Fender precision serial dating
Therefore, while helpful in determining a of production dates, a neck date is obviously not a precisely definitive reference.
“Z”-prefix serial numbers denoting the new millennium appeared on U. As always, there is typically some number prefix overlap and carryover from year to year.
SERIAL NUMBERS were stamped on the back vibrato cover plate on early ’50s Stratocaster® guitars, and on the bridge plate between the pickup and the saddles on some Telecaster® guitars.
The only way to try to narrow the date range of your specific instrument is to remove the neck and check the butt end of the neck heel for a production date, which may be stamped or written there (if you’re uncomfortable doing this yourself, please refer to an experienced professional guitar tech in your area). instruments with “V”-prefix SERIAL NUMBERS is to remove the neck and check the butt end of the neck heel for a production date, which may be stamped or written there.
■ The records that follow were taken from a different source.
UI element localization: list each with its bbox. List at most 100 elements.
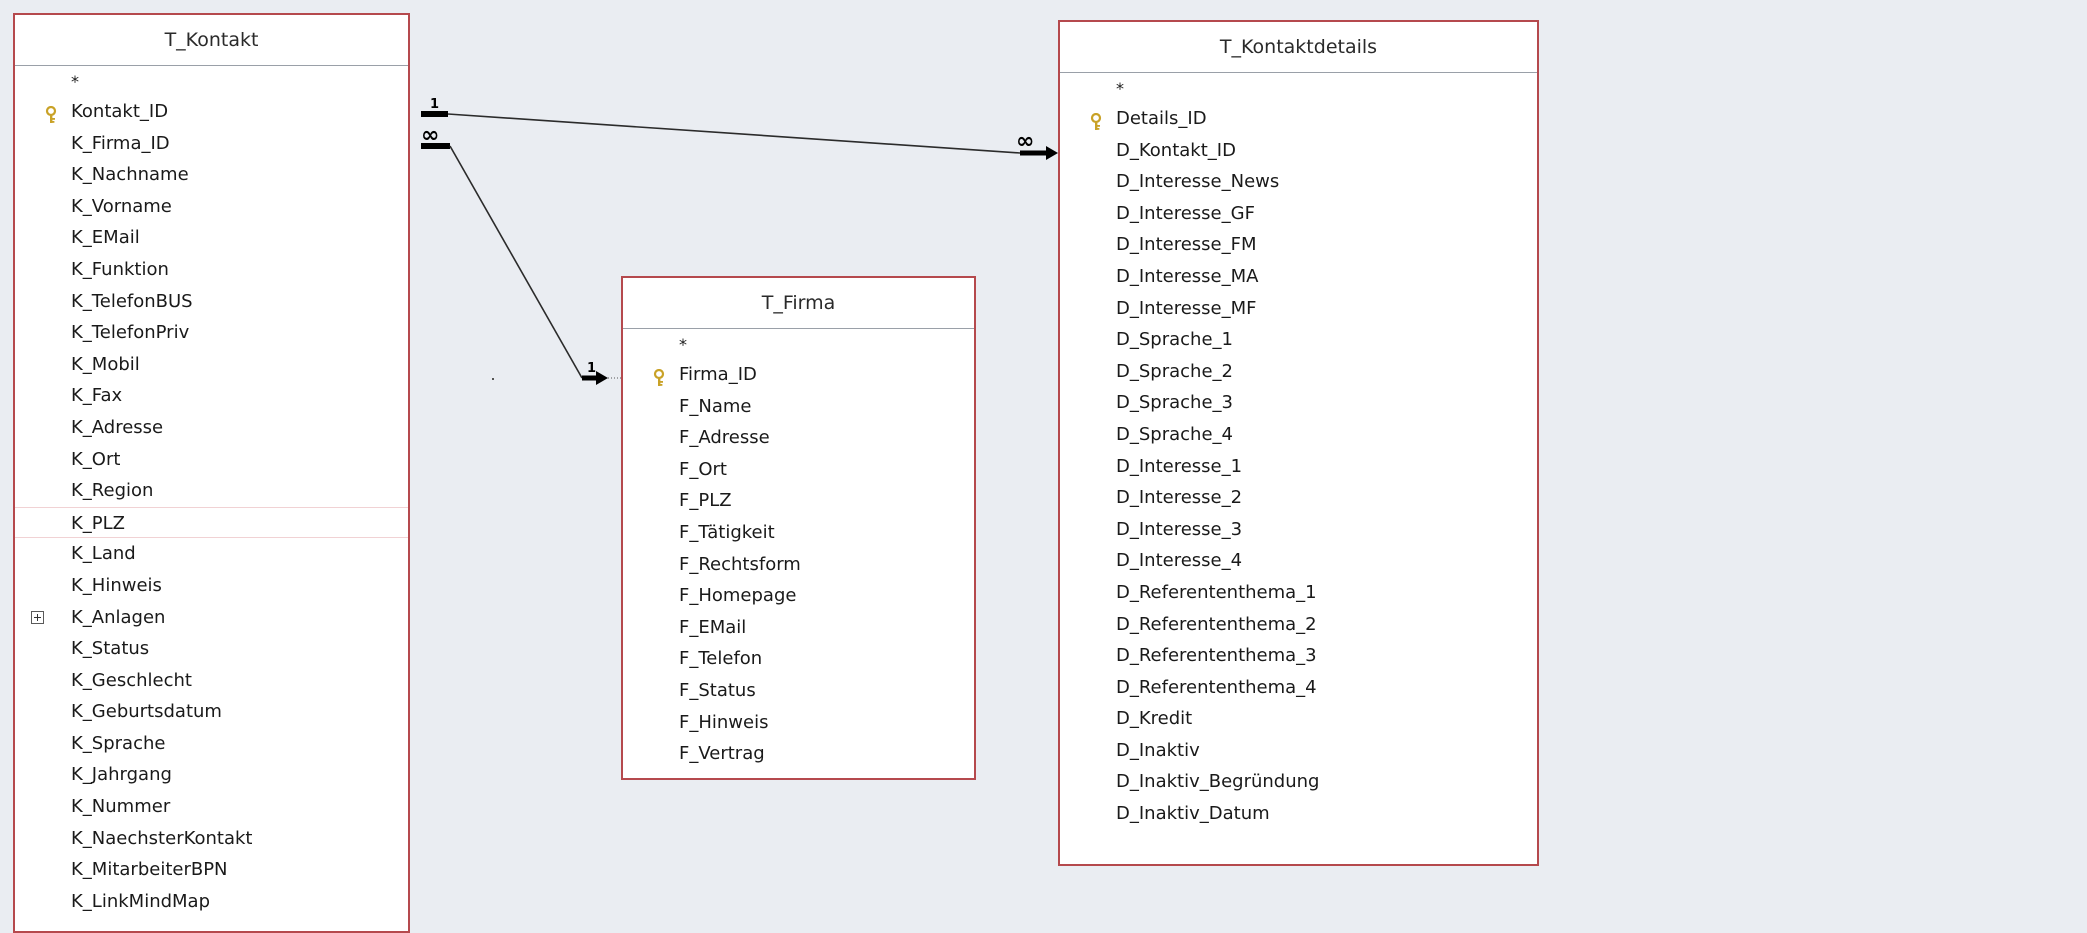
field-label: K_Hinweis xyxy=(71,574,162,596)
rel-arrow-head xyxy=(1046,146,1058,160)
field-f-status[interactable]: F_Status xyxy=(623,675,974,707)
field-all-columns[interactable]: * xyxy=(623,331,974,359)
field-k-region[interactable]: K_Region xyxy=(15,475,408,507)
field-label: K_EMail xyxy=(71,227,140,249)
field-k-mobil[interactable]: K_Mobil xyxy=(15,349,408,381)
field-f-t-tigkeit[interactable]: F_Tätigkeit xyxy=(623,517,974,549)
field-d-interesse-2[interactable]: D_Interesse_2 xyxy=(1060,482,1537,514)
relationship-kontakt-kontaktdetails[interactable]: 1 ∞ xyxy=(421,97,1060,160)
field-f-hinweis[interactable]: F_Hinweis xyxy=(623,707,974,739)
field-f-name[interactable]: F_Name xyxy=(623,391,974,423)
field-all-columns[interactable]: * xyxy=(15,68,408,96)
field-k-fax[interactable]: K_Fax xyxy=(15,380,408,412)
field-d-sprache-1[interactable]: D_Sprache_1 xyxy=(1060,324,1537,356)
table-t-kontakt[interactable]: T_Kontakt * Kontakt_ID K_Firma_ID K_Nachnam… xyxy=(13,13,410,933)
field-k-ort[interactable]: K_Ort xyxy=(15,444,408,476)
field-f-rechtsform[interactable]: F_Rechtsform xyxy=(623,549,974,581)
field-label: F_Hinweis xyxy=(679,711,769,733)
field-d-interesse-fm[interactable]: D_Interesse_FM xyxy=(1060,229,1537,261)
field-k-geschlecht[interactable]: K_Geschlecht xyxy=(15,665,408,697)
field-k-plz[interactable]: K_PLZ xyxy=(15,506,408,539)
field-k-nachname[interactable]: K_Nachname xyxy=(15,159,408,191)
field-details-id[interactable]: Details_ID xyxy=(1060,103,1537,135)
field-label: F_Status xyxy=(679,679,756,701)
field-f-vertrag[interactable]: F_Vertrag xyxy=(623,738,974,770)
relationships-canvas[interactable]: 1 ∞ ∞ 1 T_Kontakt * Kontakt_ID K_Firma_ID K… xyxy=(0,0,2087,933)
field-d-referententhema-4[interactable]: D_Referententhema_4 xyxy=(1060,672,1537,704)
field-k-naechsterkontakt[interactable]: K_NaechsterKontakt xyxy=(15,823,408,855)
field-f-ort[interactable]: F_Ort xyxy=(623,454,974,486)
field-d-inaktiv[interactable]: D_Inaktiv xyxy=(1060,735,1537,767)
field-d-interesse-3[interactable]: D_Interesse_3 xyxy=(1060,514,1537,546)
field-f-plz[interactable]: F_PLZ xyxy=(623,485,974,517)
field-label: K_MitarbeiterBPN xyxy=(71,859,228,881)
field-k-telefonbus[interactable]: K_TelefonBUS xyxy=(15,286,408,318)
field-d-referententhema-3[interactable]: D_Referententhema_3 xyxy=(1060,640,1537,672)
field-d-kontakt-id[interactable]: D_Kontakt_ID xyxy=(1060,135,1537,167)
field-label: K_Nummer xyxy=(71,796,171,818)
field-d-interesse-1[interactable]: D_Interesse_1 xyxy=(1060,451,1537,483)
field-d-referententhema-1[interactable]: D_Referententhema_1 xyxy=(1060,577,1537,609)
field-k-land[interactable]: K_Land xyxy=(15,538,408,570)
table-title[interactable]: T_Firma xyxy=(623,278,974,329)
table-t-firma[interactable]: T_Firma * Firma_ID F_Name F_Adresse F_Ort F_P… xyxy=(621,276,976,780)
field-f-telefon[interactable]: F_Telefon xyxy=(623,643,974,675)
field-label: D_Interesse_1 xyxy=(1116,455,1243,477)
field-f-homepage[interactable]: F_Homepage xyxy=(623,580,974,612)
field-k-adresse[interactable]: K_Adresse xyxy=(15,412,408,444)
field-k-hinweis[interactable]: K_Hinweis xyxy=(15,570,408,602)
field-d-inaktiv-begr-ndung[interactable]: D_Inaktiv_Begründung xyxy=(1060,766,1537,798)
field-label: D_Kredit xyxy=(1116,708,1193,730)
field-k-linkmindmap[interactable]: K_LinkMindMap xyxy=(15,886,408,918)
field-d-sprache-3[interactable]: D_Sprache_3 xyxy=(1060,387,1537,419)
field-list[interactable]: * Firma_ID F_Name F_Adresse F_Ort F_PLZ F_Täti… xyxy=(623,331,974,770)
field-kontakt-id[interactable]: Kontakt_ID xyxy=(15,96,408,128)
field-label: D_Interesse_4 xyxy=(1116,550,1243,572)
field-d-interesse-mf[interactable]: D_Interesse_MF xyxy=(1060,293,1537,325)
table-title[interactable]: T_Kontakt xyxy=(15,15,408,66)
field-label: D_Interesse_2 xyxy=(1116,487,1243,509)
field-d-sprache-4[interactable]: D_Sprache_4 xyxy=(1060,419,1537,451)
table-title[interactable]: T_Kontaktdetails xyxy=(1060,22,1537,73)
field-label: D_Interesse_MF xyxy=(1116,297,1257,319)
field-k-status[interactable]: K_Status xyxy=(15,633,408,665)
field-k-funktion[interactable]: K_Funktion xyxy=(15,254,408,286)
field-k-nummer[interactable]: K_Nummer xyxy=(15,791,408,823)
field-label: D_Interesse_GF xyxy=(1116,202,1255,224)
field-k-jahrgang[interactable]: K_Jahrgang xyxy=(15,759,408,791)
field-firma-id[interactable]: Firma_ID xyxy=(623,359,974,391)
field-label: D_Sprache_2 xyxy=(1116,360,1233,382)
field-label: F_Telefon xyxy=(679,648,763,670)
field-k-geburtsdatum[interactable]: K_Geburtsdatum xyxy=(15,696,408,728)
field-d-kredit[interactable]: D_Kredit xyxy=(1060,703,1537,735)
expand-plus-icon[interactable] xyxy=(31,610,44,624)
field-list[interactable]: * Kontakt_ID K_Firma_ID K_Nachname K_Vorname… xyxy=(15,68,408,917)
field-d-interesse-news[interactable]: D_Interesse_News xyxy=(1060,166,1537,198)
field-k-anlagen[interactable]: K_Anlagen xyxy=(15,602,408,634)
field-label: K_Funktion xyxy=(71,258,169,280)
field-k-firma-id[interactable]: K_Firma_ID xyxy=(15,128,408,160)
field-k-vorname[interactable]: K_Vorname xyxy=(15,191,408,223)
rel-line xyxy=(447,113,1021,154)
field-label: K_TelefonPriv xyxy=(71,322,190,344)
field-d-sprache-2[interactable]: D_Sprache_2 xyxy=(1060,356,1537,388)
field-d-inaktiv-datum[interactable]: D_Inaktiv_Datum xyxy=(1060,798,1537,830)
field-d-interesse-ma[interactable]: D_Interesse_MA xyxy=(1060,261,1537,293)
field-list[interactable]: * Details_ID D_Kontakt_ID D_Interesse_News D… xyxy=(1060,75,1537,830)
field-f-adresse[interactable]: F_Adresse xyxy=(623,422,974,454)
field-all-columns[interactable]: * xyxy=(1060,75,1537,103)
relationship-kontakt-firma[interactable]: ∞ 1 xyxy=(421,123,621,385)
rel-label-one: 1 xyxy=(587,361,596,376)
field-k-mitarbeiterbpn[interactable]: K_MitarbeiterBPN xyxy=(15,854,408,886)
field-f-email[interactable]: F_EMail xyxy=(623,612,974,644)
field-k-telefonpriv[interactable]: K_TelefonPriv xyxy=(15,317,408,349)
field-k-email[interactable]: K_EMail xyxy=(15,222,408,254)
field-k-sprache[interactable]: K_Sprache xyxy=(15,728,408,760)
field-label: K_Geburtsdatum xyxy=(71,701,222,723)
table-t-kontaktdetails[interactable]: T_Kontaktdetails * Details_ID D_Kontakt_ID… xyxy=(1058,20,1539,866)
field-d-interesse-gf[interactable]: D_Interesse_GF xyxy=(1060,198,1537,230)
field-d-referententhema-2[interactable]: D_Referententhema_2 xyxy=(1060,609,1537,641)
field-d-interesse-4[interactable]: D_Interesse_4 xyxy=(1060,545,1537,577)
field-label: D_Inaktiv xyxy=(1116,739,1200,761)
field-label: K_Mobil xyxy=(71,353,140,375)
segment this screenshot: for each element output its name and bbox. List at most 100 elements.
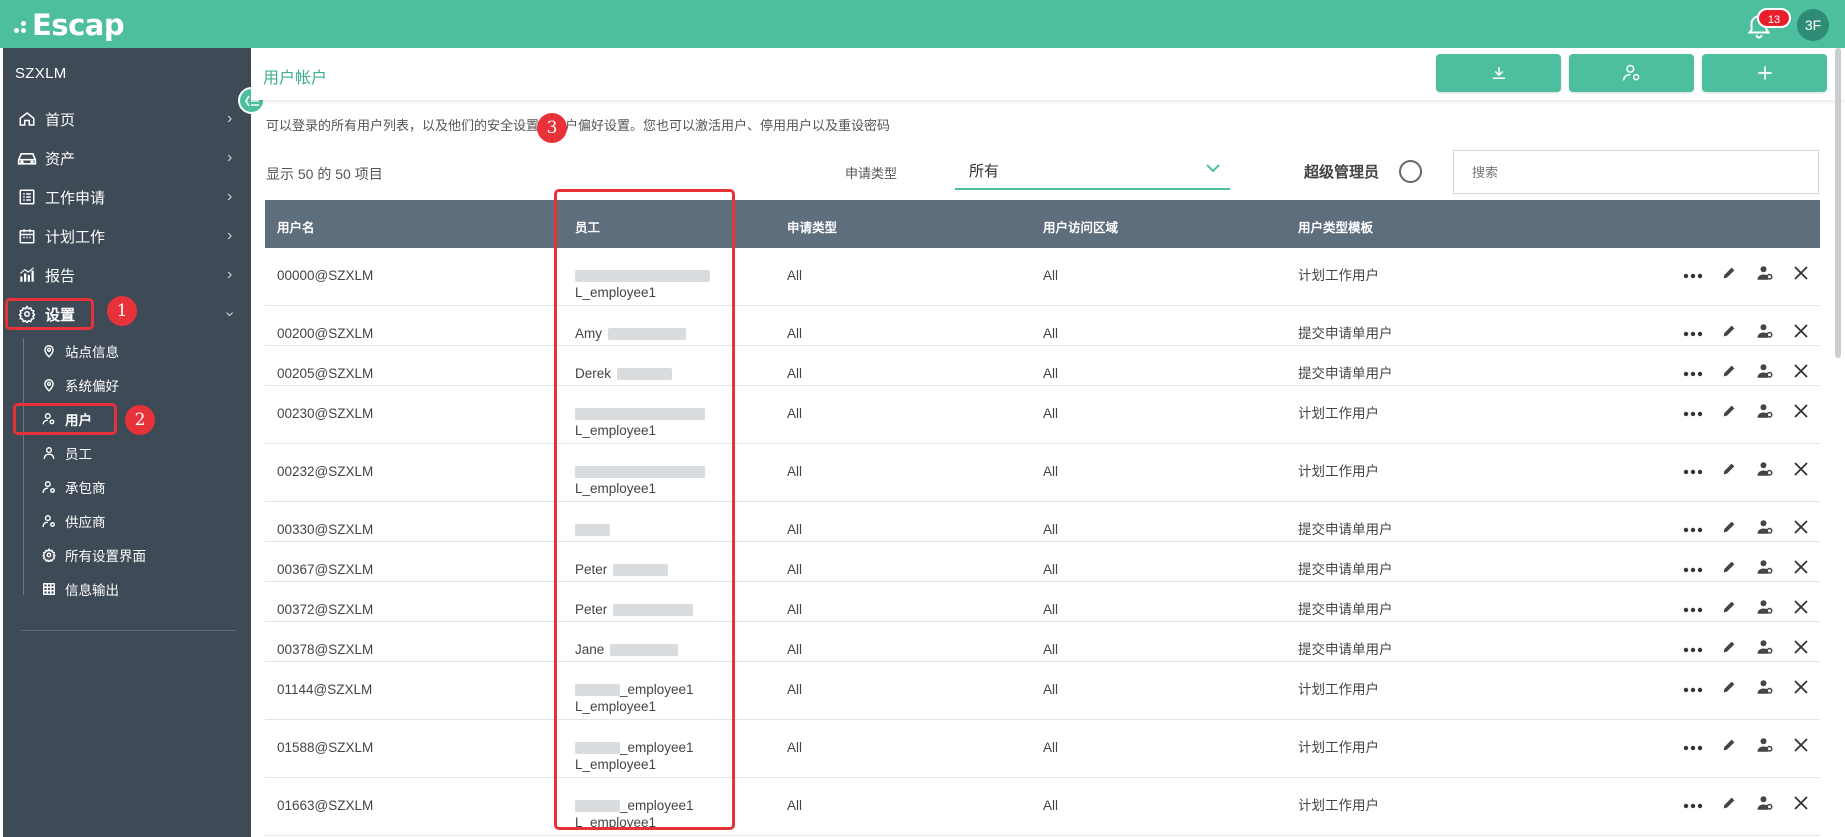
more-icon — [1683, 520, 1703, 538]
avatar[interactable]: 3F — [1797, 9, 1829, 41]
delete-button[interactable] — [1783, 321, 1819, 345]
more-actions-button[interactable] — [1675, 321, 1711, 345]
super-admin-toggle[interactable] — [1399, 160, 1422, 183]
sidebar-subitem-label: 信息输出 — [65, 583, 119, 598]
cell-access-area: All — [1043, 406, 1059, 421]
delete-button[interactable] — [1783, 517, 1819, 541]
user-access-button[interactable] — [1747, 597, 1783, 621]
add-user-button[interactable] — [1702, 54, 1827, 92]
table-row[interactable]: 00372@SZXLM Peter All All 提交申请单用户 — [265, 582, 1820, 622]
more-actions-button[interactable] — [1675, 793, 1711, 817]
page-title: 用户帐户 — [263, 70, 328, 87]
user-access-button[interactable] — [1747, 263, 1783, 287]
edit-button[interactable] — [1711, 793, 1747, 817]
user-access-button[interactable] — [1747, 677, 1783, 701]
delete-button[interactable] — [1783, 735, 1819, 759]
user-access-button[interactable] — [1747, 321, 1783, 345]
cell-user-type-template: 计划工作用户 — [1298, 798, 1379, 813]
edit-button[interactable] — [1711, 361, 1747, 385]
scrollbar[interactable] — [1835, 48, 1841, 358]
cell-username: 00205@SZXLM — [277, 366, 374, 381]
sidebar-item-home[interactable]: 首页 › — [3, 101, 251, 137]
user-access-button[interactable] — [1747, 735, 1783, 759]
row-actions — [1675, 517, 1819, 541]
table-row[interactable]: 00205@SZXLM Derek All All 提交申请单用户 — [265, 346, 1820, 386]
request-type-select[interactable]: 所有 — [955, 150, 1230, 190]
more-actions-button[interactable] — [1675, 557, 1711, 581]
sidebar-item-planned-work[interactable]: 计划工作 › — [3, 218, 251, 254]
request-type-value: 所有 — [969, 163, 1000, 180]
table-row[interactable]: 01588@SZXLM _employee1 L_employee1 All All 计划… — [265, 720, 1820, 778]
export-button[interactable] — [1436, 54, 1561, 92]
user-access-button[interactable] — [1747, 361, 1783, 385]
delete-button[interactable] — [1783, 263, 1819, 287]
delete-button[interactable] — [1783, 793, 1819, 817]
more-actions-button[interactable] — [1675, 735, 1711, 759]
user-access-button[interactable] — [1747, 459, 1783, 483]
edit-button[interactable] — [1711, 401, 1747, 425]
table-row[interactable]: 00367@SZXLM Peter All All 提交申请单用户 — [265, 542, 1820, 582]
sidebar-subitem-employees[interactable]: 员工 — [23, 438, 251, 468]
table-row[interactable]: 00378@SZXLM Jane All All 提交申请单用户 — [265, 622, 1820, 662]
sidebar-divider — [21, 630, 236, 631]
user-access-button[interactable] — [1747, 517, 1783, 541]
more-actions-button[interactable] — [1675, 459, 1711, 483]
sidebar-subitem-all-settings[interactable]: 所有设置界面 — [23, 540, 251, 570]
column-header-username[interactable]: 用户名 — [277, 217, 315, 236]
column-header-user-type-template[interactable]: 用户类型模板 — [1298, 217, 1373, 236]
edit-button[interactable] — [1711, 263, 1747, 287]
user-access-button[interactable] — [1747, 401, 1783, 425]
edit-button[interactable] — [1711, 597, 1747, 621]
table-row[interactable]: 01144@SZXLM _employee1 L_employee1 All All 计划… — [265, 662, 1820, 720]
column-header-request-type[interactable]: 申请类型 — [787, 217, 837, 236]
more-actions-button[interactable] — [1675, 597, 1711, 621]
user-settings-button[interactable] — [1569, 54, 1694, 92]
delete-button[interactable] — [1783, 401, 1819, 425]
more-actions-button[interactable] — [1675, 637, 1711, 661]
table-row[interactable]: 00330@SZXLM All All 提交申请单用户 — [265, 502, 1820, 542]
user-access-button[interactable] — [1747, 793, 1783, 817]
more-actions-button[interactable] — [1675, 401, 1711, 425]
edit-button[interactable] — [1711, 321, 1747, 345]
table-row[interactable]: 00230@SZXLM L_employee1 All All 计划工作用户 — [265, 386, 1820, 444]
delete-button[interactable] — [1783, 557, 1819, 581]
sidebar-item-work-requests[interactable]: 工作申请 › — [3, 179, 251, 215]
delete-button[interactable] — [1783, 677, 1819, 701]
sidebar-subitem-info-export[interactable]: 信息输出 — [23, 574, 251, 604]
user-access-button[interactable] — [1747, 637, 1783, 661]
more-actions-button[interactable] — [1675, 677, 1711, 701]
table-row[interactable]: 00200@SZXLM Amy All All 提交申请单用户 — [265, 306, 1820, 346]
cell-request-type: All — [787, 798, 803, 813]
edit-button[interactable] — [1711, 735, 1747, 759]
table-row[interactable]: 01663@SZXLM _employee1 L_employee1 All All 计划… — [265, 778, 1820, 836]
chevron-right-icon: › — [227, 110, 233, 127]
more-actions-button[interactable] — [1675, 517, 1711, 541]
delete-button[interactable] — [1783, 597, 1819, 621]
search-input[interactable] — [1453, 150, 1819, 194]
edit-button[interactable] — [1711, 459, 1747, 483]
delete-button[interactable] — [1783, 361, 1819, 385]
sidebar-subitem-system-preferences[interactable]: 系统偏好 — [23, 370, 251, 400]
more-actions-button[interactable] — [1675, 263, 1711, 287]
sidebar-subitem-site-info[interactable]: 站点信息 — [23, 336, 251, 366]
edit-button[interactable] — [1711, 677, 1747, 701]
edit-button[interactable] — [1711, 637, 1747, 661]
sidebar-item-reports[interactable]: 报告 › — [3, 257, 251, 293]
sidebar-subitem-contractors[interactable]: 承包商 — [23, 472, 251, 502]
table-row[interactable]: 00232@SZXLM L_employee1 All All 计划工作用户 — [265, 444, 1820, 502]
delete-button[interactable] — [1783, 459, 1819, 483]
column-header-access-area[interactable]: 用户访问区域 — [1043, 217, 1118, 236]
cell-username: 01663@SZXLM — [277, 798, 374, 813]
user-key-icon — [1756, 322, 1774, 345]
table-row[interactable]: 00000@SZXLM L_employee1 All All 计划工作用户 — [265, 248, 1820, 306]
app-logo[interactable]: Escap — [14, 8, 125, 42]
edit-button[interactable] — [1711, 517, 1747, 541]
user-access-button[interactable] — [1747, 557, 1783, 581]
edit-button[interactable] — [1711, 557, 1747, 581]
more-icon — [1683, 462, 1703, 480]
delete-button[interactable] — [1783, 637, 1819, 661]
sidebar-item-assets[interactable]: 资产 › — [3, 140, 251, 176]
more-actions-button[interactable] — [1675, 361, 1711, 385]
sidebar-item-label: 工作申请 — [45, 189, 106, 207]
sidebar-subitem-suppliers[interactable]: 供应商 — [23, 506, 251, 536]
You can order these titles through your local Authorized Fender Dealer.
Most notably, PRODUCTION DATES have been penciled or stamped on the butt end of the heel of the neck of most guitars and basses, although there were periods when this was not consistently done (1973 to 1981, for example) or simply omitted.
If you’re unable to identify the approximate production year of your instrument using the above charts, several excellent books are available that contain invaluable and reliable information on the history of Fender instruments. They are detailed reference resources with a wealth of information on determining the production years of various instruments and on Fender history in general.